Als je uit mijn ervaring wilt putten, dan kan ik je nog vertellen dat ik het vrijen heel lang heb beoefend als een noodzakelijke verdrijving van onlust. Een kameraadschappelijke ervaring met partners die net als ik, niet wilden verdrinken in de netten van een onbegaanbare relatie. Totdat ik merkte dat iedere vrijpartij ineens tot een onhoudbare verliefdheid leidde. Gek werd ik ervan, want ik wist heel zeker dat mijn object niets voor mij betekende buiten die ene ontmoeting. Toen moest ik mijzelf bekennen: ik wil echt iemand. En dat begint toch anders.

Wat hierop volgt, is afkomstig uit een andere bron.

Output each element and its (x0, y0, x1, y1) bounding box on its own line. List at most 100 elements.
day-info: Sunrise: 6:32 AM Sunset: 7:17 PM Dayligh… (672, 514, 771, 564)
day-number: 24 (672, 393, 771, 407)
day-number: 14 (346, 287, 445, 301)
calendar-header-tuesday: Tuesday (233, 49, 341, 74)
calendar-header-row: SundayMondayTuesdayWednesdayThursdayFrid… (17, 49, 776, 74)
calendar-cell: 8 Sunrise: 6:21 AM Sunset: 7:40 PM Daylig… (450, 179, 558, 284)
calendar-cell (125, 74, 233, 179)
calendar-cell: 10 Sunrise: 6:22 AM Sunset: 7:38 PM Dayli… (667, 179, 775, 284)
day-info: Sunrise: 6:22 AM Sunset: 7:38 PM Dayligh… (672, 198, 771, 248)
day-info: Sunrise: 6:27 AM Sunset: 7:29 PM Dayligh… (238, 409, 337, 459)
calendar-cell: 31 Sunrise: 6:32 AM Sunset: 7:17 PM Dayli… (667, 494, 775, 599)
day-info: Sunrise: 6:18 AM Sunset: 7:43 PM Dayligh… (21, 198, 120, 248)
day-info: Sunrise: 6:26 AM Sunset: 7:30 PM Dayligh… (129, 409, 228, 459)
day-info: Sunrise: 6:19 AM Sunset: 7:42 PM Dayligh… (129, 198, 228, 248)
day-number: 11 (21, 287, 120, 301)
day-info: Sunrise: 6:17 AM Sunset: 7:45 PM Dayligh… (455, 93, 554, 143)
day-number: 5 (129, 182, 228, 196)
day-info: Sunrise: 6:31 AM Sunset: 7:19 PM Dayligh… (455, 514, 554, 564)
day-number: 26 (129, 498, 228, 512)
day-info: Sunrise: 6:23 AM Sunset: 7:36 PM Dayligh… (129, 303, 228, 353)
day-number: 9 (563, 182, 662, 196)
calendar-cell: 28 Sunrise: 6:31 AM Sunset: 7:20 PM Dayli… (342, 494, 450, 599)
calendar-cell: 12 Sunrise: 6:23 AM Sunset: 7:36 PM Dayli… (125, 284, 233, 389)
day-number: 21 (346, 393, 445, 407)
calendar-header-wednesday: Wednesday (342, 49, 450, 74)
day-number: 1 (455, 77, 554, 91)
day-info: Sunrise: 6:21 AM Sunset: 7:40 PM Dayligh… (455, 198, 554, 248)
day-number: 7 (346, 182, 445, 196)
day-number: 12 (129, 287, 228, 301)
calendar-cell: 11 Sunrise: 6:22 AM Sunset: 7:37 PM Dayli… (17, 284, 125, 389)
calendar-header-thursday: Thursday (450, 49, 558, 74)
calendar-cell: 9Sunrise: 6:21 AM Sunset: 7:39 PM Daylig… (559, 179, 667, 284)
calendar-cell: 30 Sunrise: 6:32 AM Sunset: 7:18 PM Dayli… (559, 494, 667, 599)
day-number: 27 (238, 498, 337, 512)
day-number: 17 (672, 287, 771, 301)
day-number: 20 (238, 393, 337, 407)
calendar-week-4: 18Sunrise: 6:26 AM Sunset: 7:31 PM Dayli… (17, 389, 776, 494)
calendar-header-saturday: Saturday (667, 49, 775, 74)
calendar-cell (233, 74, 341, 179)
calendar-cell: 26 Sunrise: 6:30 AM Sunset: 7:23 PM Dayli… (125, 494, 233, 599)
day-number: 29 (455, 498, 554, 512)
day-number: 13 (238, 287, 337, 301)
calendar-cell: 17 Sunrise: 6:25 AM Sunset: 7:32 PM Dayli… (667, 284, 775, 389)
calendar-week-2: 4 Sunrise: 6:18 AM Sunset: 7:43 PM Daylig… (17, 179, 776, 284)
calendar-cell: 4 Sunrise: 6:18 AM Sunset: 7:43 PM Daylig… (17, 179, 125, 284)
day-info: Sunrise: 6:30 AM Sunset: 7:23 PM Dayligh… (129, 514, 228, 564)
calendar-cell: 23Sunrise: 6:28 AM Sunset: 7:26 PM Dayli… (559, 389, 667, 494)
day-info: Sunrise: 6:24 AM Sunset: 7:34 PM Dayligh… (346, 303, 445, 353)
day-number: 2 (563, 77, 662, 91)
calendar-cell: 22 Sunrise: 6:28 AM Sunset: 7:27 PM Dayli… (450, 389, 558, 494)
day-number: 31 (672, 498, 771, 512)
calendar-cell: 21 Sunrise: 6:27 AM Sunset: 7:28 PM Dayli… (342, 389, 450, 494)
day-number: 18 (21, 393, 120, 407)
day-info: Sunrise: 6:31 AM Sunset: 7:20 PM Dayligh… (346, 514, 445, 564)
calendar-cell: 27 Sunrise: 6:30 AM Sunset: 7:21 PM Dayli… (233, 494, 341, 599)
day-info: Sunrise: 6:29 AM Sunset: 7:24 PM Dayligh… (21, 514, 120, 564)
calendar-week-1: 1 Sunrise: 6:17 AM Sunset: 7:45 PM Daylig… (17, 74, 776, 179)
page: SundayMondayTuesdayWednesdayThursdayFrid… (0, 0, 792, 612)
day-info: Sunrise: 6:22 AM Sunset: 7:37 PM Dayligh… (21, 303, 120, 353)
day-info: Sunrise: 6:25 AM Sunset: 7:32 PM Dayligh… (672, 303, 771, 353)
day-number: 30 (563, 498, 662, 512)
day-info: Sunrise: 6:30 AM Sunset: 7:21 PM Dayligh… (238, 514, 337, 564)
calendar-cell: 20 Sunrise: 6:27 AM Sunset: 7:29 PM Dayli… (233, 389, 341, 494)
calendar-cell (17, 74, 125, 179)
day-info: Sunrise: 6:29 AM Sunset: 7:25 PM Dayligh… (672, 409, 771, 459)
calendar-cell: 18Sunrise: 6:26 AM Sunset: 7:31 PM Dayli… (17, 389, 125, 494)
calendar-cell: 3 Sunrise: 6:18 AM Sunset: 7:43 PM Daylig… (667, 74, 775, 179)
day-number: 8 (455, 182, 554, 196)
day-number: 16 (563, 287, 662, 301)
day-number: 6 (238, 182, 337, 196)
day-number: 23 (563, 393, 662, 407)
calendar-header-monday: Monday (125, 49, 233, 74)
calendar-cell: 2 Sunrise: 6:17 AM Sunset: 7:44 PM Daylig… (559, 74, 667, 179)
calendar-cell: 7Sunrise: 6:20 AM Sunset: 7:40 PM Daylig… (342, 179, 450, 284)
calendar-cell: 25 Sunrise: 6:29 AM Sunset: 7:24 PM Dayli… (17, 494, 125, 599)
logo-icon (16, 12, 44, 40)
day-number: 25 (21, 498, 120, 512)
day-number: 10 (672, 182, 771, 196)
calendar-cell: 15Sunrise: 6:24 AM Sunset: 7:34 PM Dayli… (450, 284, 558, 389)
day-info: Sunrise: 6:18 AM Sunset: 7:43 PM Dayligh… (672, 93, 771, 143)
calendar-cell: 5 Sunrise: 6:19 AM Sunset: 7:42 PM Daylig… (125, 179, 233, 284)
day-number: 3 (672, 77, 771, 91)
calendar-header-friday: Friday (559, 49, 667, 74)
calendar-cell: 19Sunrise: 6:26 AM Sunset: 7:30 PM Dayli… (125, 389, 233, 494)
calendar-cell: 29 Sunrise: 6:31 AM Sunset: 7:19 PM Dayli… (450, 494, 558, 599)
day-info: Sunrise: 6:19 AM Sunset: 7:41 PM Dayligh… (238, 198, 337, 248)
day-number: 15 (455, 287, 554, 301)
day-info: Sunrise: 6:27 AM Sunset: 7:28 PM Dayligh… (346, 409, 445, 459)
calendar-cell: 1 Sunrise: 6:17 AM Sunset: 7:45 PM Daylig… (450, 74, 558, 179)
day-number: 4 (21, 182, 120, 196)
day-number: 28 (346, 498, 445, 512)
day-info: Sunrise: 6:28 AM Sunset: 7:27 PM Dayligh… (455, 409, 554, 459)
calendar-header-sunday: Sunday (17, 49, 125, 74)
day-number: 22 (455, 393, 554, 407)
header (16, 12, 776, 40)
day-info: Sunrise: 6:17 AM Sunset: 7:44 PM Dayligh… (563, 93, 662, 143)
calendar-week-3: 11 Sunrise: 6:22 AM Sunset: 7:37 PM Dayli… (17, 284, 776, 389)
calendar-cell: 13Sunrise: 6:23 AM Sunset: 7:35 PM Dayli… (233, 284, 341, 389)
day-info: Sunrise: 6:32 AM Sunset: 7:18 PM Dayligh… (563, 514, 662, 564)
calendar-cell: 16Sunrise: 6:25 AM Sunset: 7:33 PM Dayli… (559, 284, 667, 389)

Je lijkt ook heel gretig naar het kennen van antwoorden. Als ik iets heb geleerd, is dat je op zoek moet naar de goede vraag. De vraag die bij jezelf ten diepste leeft. Want ja, antwoorden zat. Bibliotheken vol en nog een omgeving vol mensen die ook ervaringen hebben. Mijn antwoord is dus: vind je echte vraag.
Maar nu zie ik in je verhaal ook mezelf opdoemen op een torenhoog voetstuk. Ik voel mij met mijn levenservaring in de vitrinekast gezet. En op mijn leeftijd weet een mens zeker: er loopt ergens nog een olifant die zich in die vitrinekast gaat roeren met een hele lange snuit…
Voor vorige brieven, klik hier.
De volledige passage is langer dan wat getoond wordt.